Между тем меченосец убрал сосуд, в котором находилась вода для смачивания волос, и, собираясь уходить, пошарил рукой у себя за пазухой: нет письма! В испуге он стал перетряхивать свое платье, развязал шнур на груди, искал-искал, письмо исчезло, как будто его и не было. «Куда ж оно делось?» При этой мысли вся кровь бросилась ему в лицо.

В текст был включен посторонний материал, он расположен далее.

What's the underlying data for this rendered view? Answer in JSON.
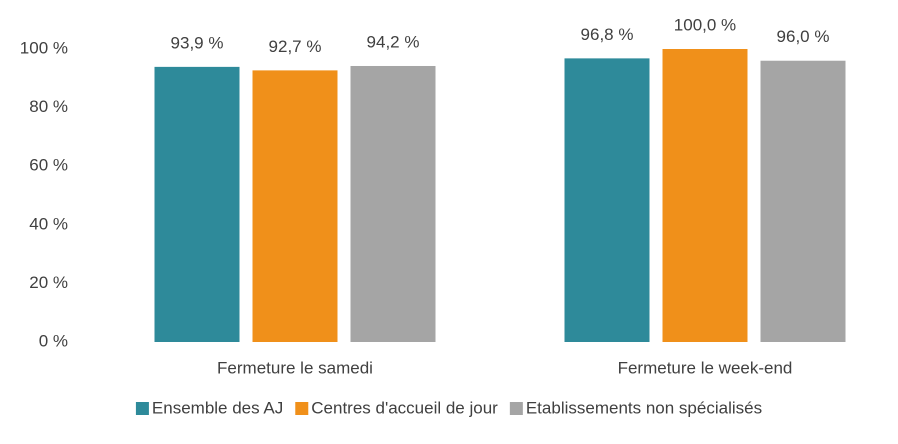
{
  "chart_data": {
    "type": "bar",
    "categories": [
      "Fermeture le samedi",
      "Fermeture le week-end"
    ],
    "series": [
      {
        "name": "Ensemble des AJ",
        "color": "#2e8a9a",
        "values": [
          93.9,
          96.8
        ],
        "value_labels": [
          "93,9 %",
          "96,8 %"
        ]
      },
      {
        "name": "Centres d'accueil de jour",
        "color": "#f0901a",
        "values": [
          92.7,
          100.0
        ],
        "value_labels": [
          "92,7 %",
          "100,0 %"
        ]
      },
      {
        "name": "Etablissements non spécialisés",
        "color": "#a5a5a5",
        "values": [
          94.2,
          96.0
        ],
        "value_labels": [
          "94,2 %",
          "96,0 %"
        ]
      }
    ],
    "ylim": [
      0,
      100
    ],
    "yticks": [
      {
        "value": 0,
        "label": "0 %"
      },
      {
        "value": 20,
        "label": "20 %"
      },
      {
        "value": 40,
        "label": "40 %"
      },
      {
        "value": 60,
        "label": "60 %"
      },
      {
        "value": 80,
        "label": "80 %"
      },
      {
        "value": 100,
        "label": "100 %"
      }
    ],
    "grid": false,
    "legend": "bottom"
  }
}
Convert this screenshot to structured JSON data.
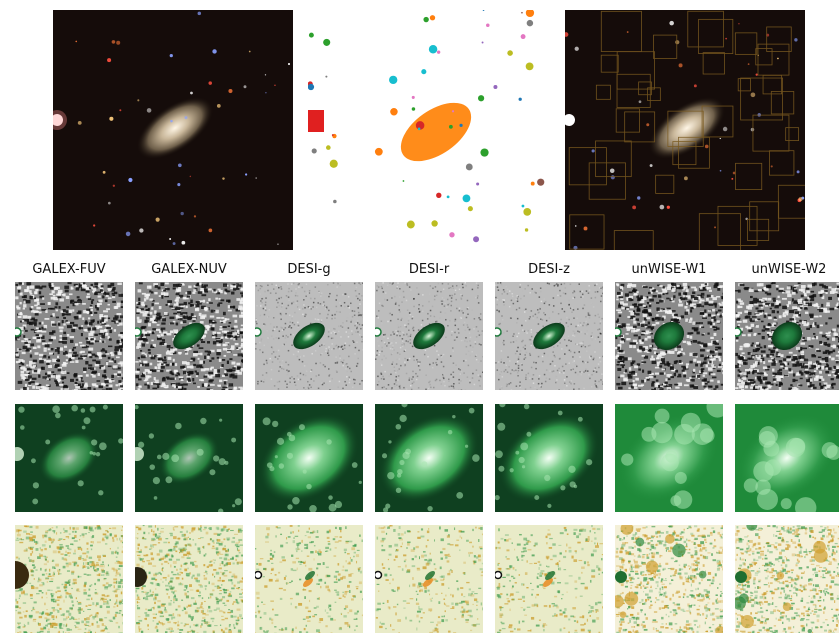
{
  "top_row": {
    "panels": [
      {
        "kind": "color-image"
      },
      {
        "kind": "segmentation-mask"
      },
      {
        "kind": "color-image-with-boxes"
      }
    ]
  },
  "bands": [
    {
      "label": "GALEX-FUV"
    },
    {
      "label": "GALEX-NUV"
    },
    {
      "label": "DESI-g"
    },
    {
      "label": "DESI-r"
    },
    {
      "label": "DESI-z"
    },
    {
      "label": "unWISE-W1"
    },
    {
      "label": "unWISE-W2"
    }
  ],
  "rows": [
    {
      "kind": "data",
      "colormap": "greens-on-gray"
    },
    {
      "kind": "model",
      "colormap": "greens"
    },
    {
      "kind": "residual",
      "colormap": "green-orange-diverging"
    }
  ]
}
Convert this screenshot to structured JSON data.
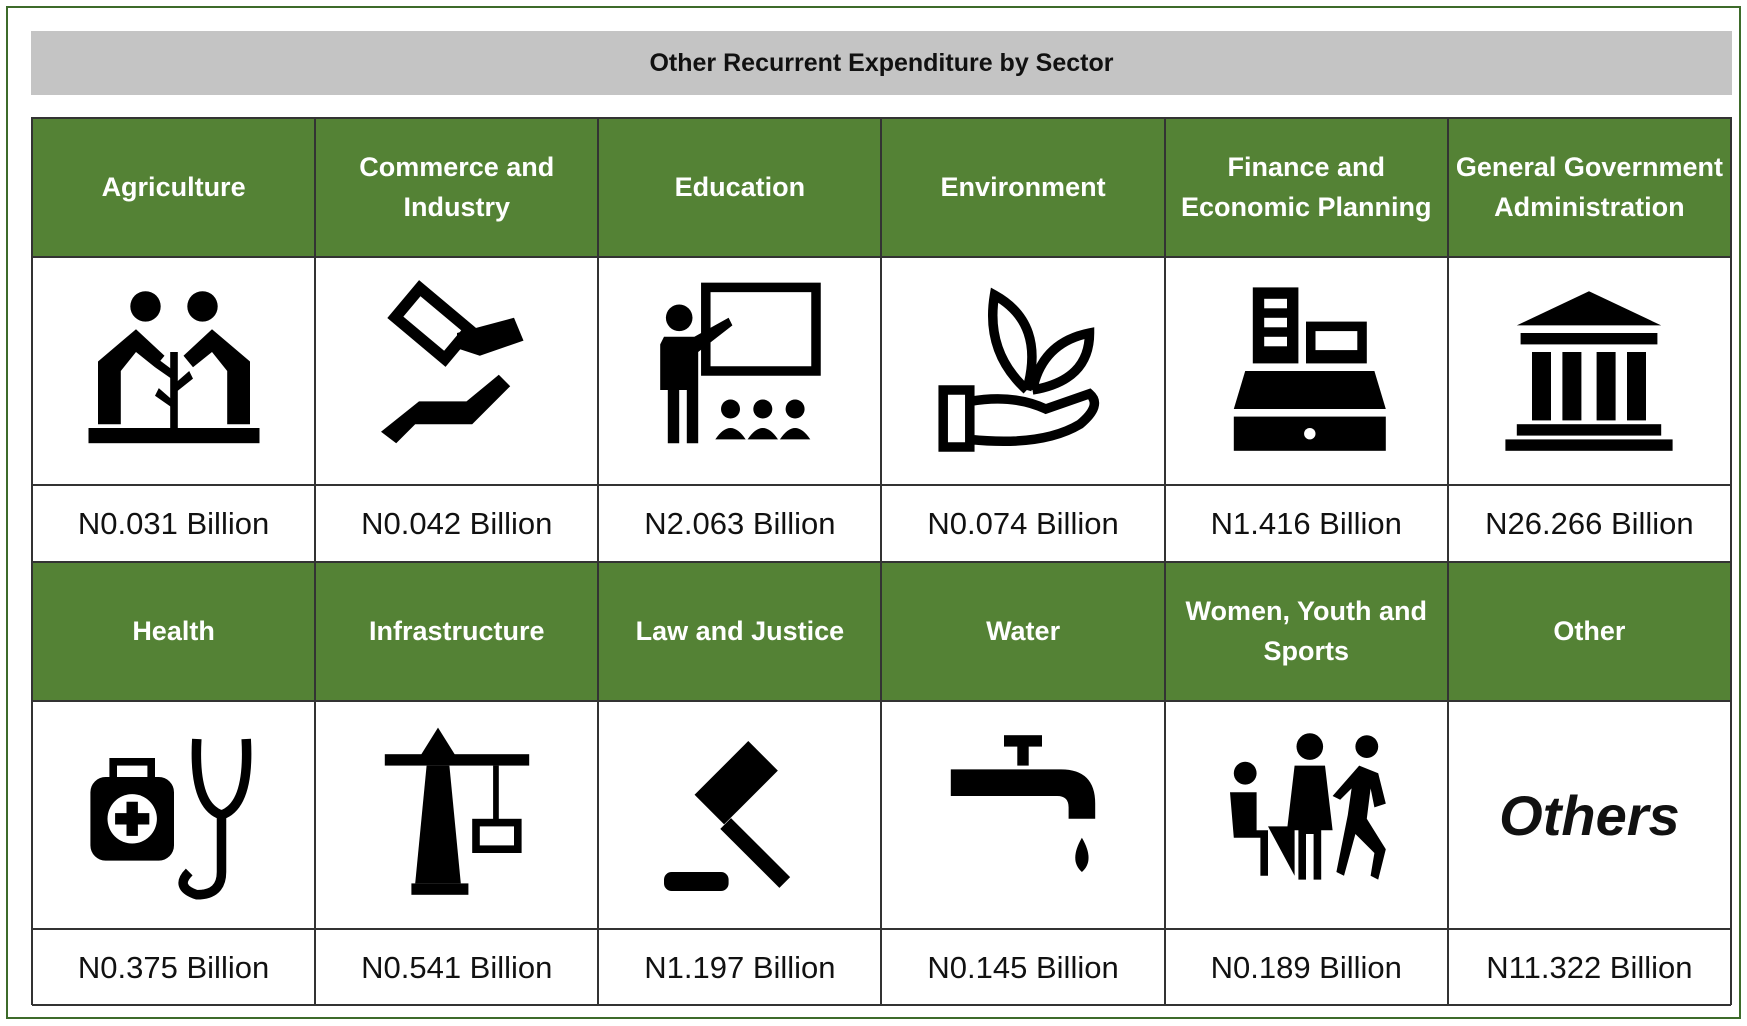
{
  "title": "Other Recurrent Expenditure by Sector",
  "sectors": [
    {
      "name": "Agriculture",
      "value": "N0.031 Billion"
    },
    {
      "name": "Commerce and Industry",
      "value": "N0.042 Billion"
    },
    {
      "name": "Education",
      "value": "N2.063 Billion"
    },
    {
      "name": "Environment",
      "value": "N0.074 Billion"
    },
    {
      "name": "Finance and Economic Planning",
      "value": "N1.416 Billion"
    },
    {
      "name": "General Government Administration",
      "value": "N26.266 Billion"
    },
    {
      "name": "Health",
      "value": "N0.375 Billion"
    },
    {
      "name": "Infrastructure",
      "value": "N0.541 Billion"
    },
    {
      "name": "Law and Justice",
      "value": "N1.197 Billion"
    },
    {
      "name": "Water",
      "value": "N0.145 Billion"
    },
    {
      "name": "Women, Youth and Sports",
      "value": "N0.189 Billion"
    },
    {
      "name": "Other",
      "icon_text": "Others",
      "value": "N11.322 Billion"
    }
  ]
}
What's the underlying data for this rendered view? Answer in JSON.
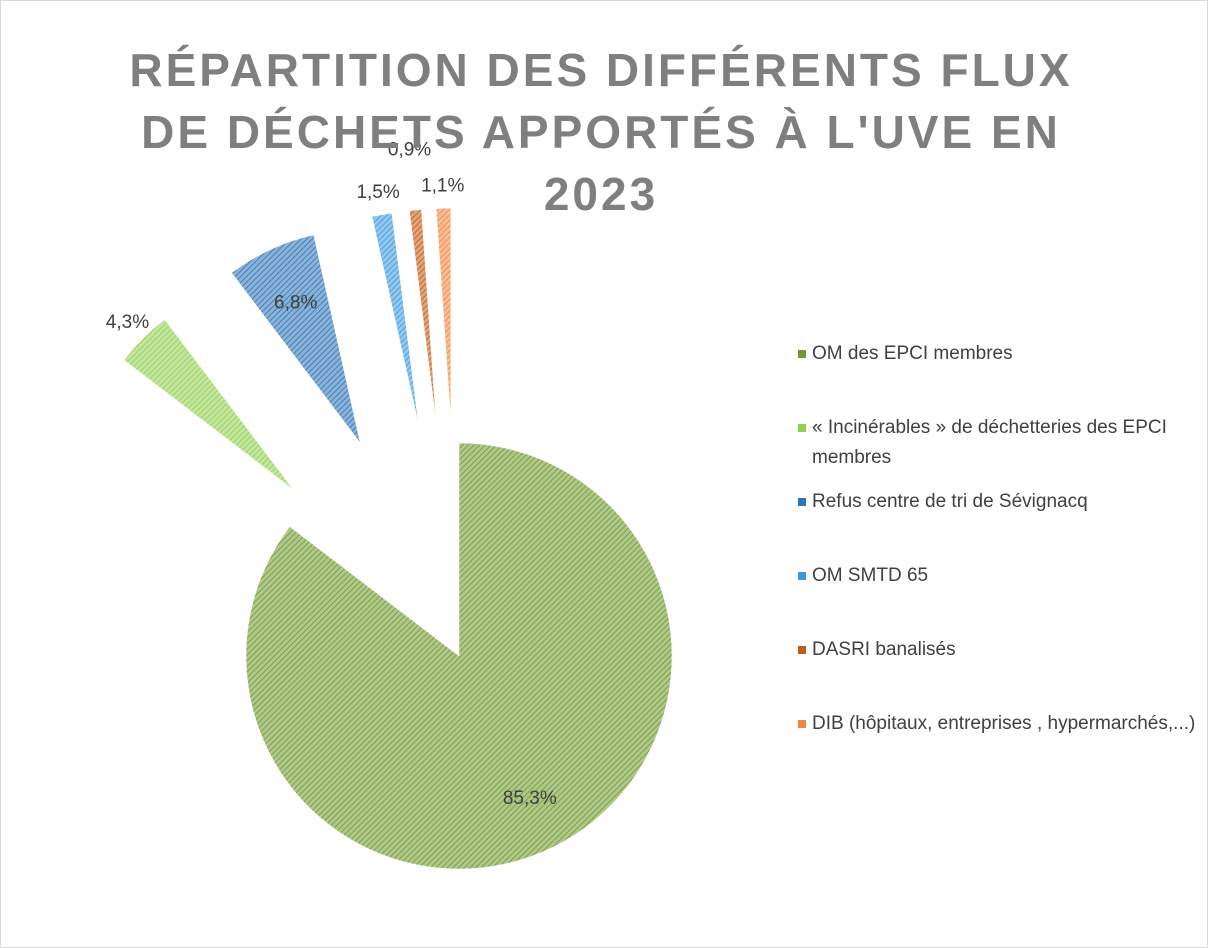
{
  "chart_data": {
    "type": "pie",
    "title": "RÉPARTITION DES DIFFÉRENTS FLUX DE DÉCHETS APPORTÉS À L'UVE EN 2023",
    "categories": [
      "OM des EPCI membres",
      "« Incinérables » de déchetteries des EPCI membres",
      "Refus centre de tri de Sévignacq",
      "OM SMTD 65",
      "DASRI banalisés",
      "DIB (hôpitaux, entreprises , hypermarchés,...)"
    ],
    "values": [
      85.3,
      4.3,
      6.8,
      1.5,
      0.9,
      1.1
    ],
    "value_labels": [
      "85,3%",
      "4,3%",
      "6,8%",
      "1,5%",
      "0,9%",
      "1,1%"
    ],
    "colors": [
      "#6f9a2e",
      "#92d050",
      "#2e75b6",
      "#3a9ae0",
      "#c55a11",
      "#f4853e"
    ],
    "legend": "right"
  }
}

Но ведь он никуда не уходил из дома, письмо могло выпасть только здесь. Корэнари обыскал все кругом, поднял подушку, на которой сидел куродо, — нет нигде письма. Неужели кто-то его нашел? «Что ж теперь будет?» — думал в отчаянии меченосец. Подперев рукой голову, он сидел как потерянный.

В это время вдруг вошел куродо и сразу заметил, с каким расстроенным лицом сидит меченосец.

— Что с тобой, Корэнари? Ты сам не свой. Уж не потерял ли что-нибудь? — спросил он со смехом.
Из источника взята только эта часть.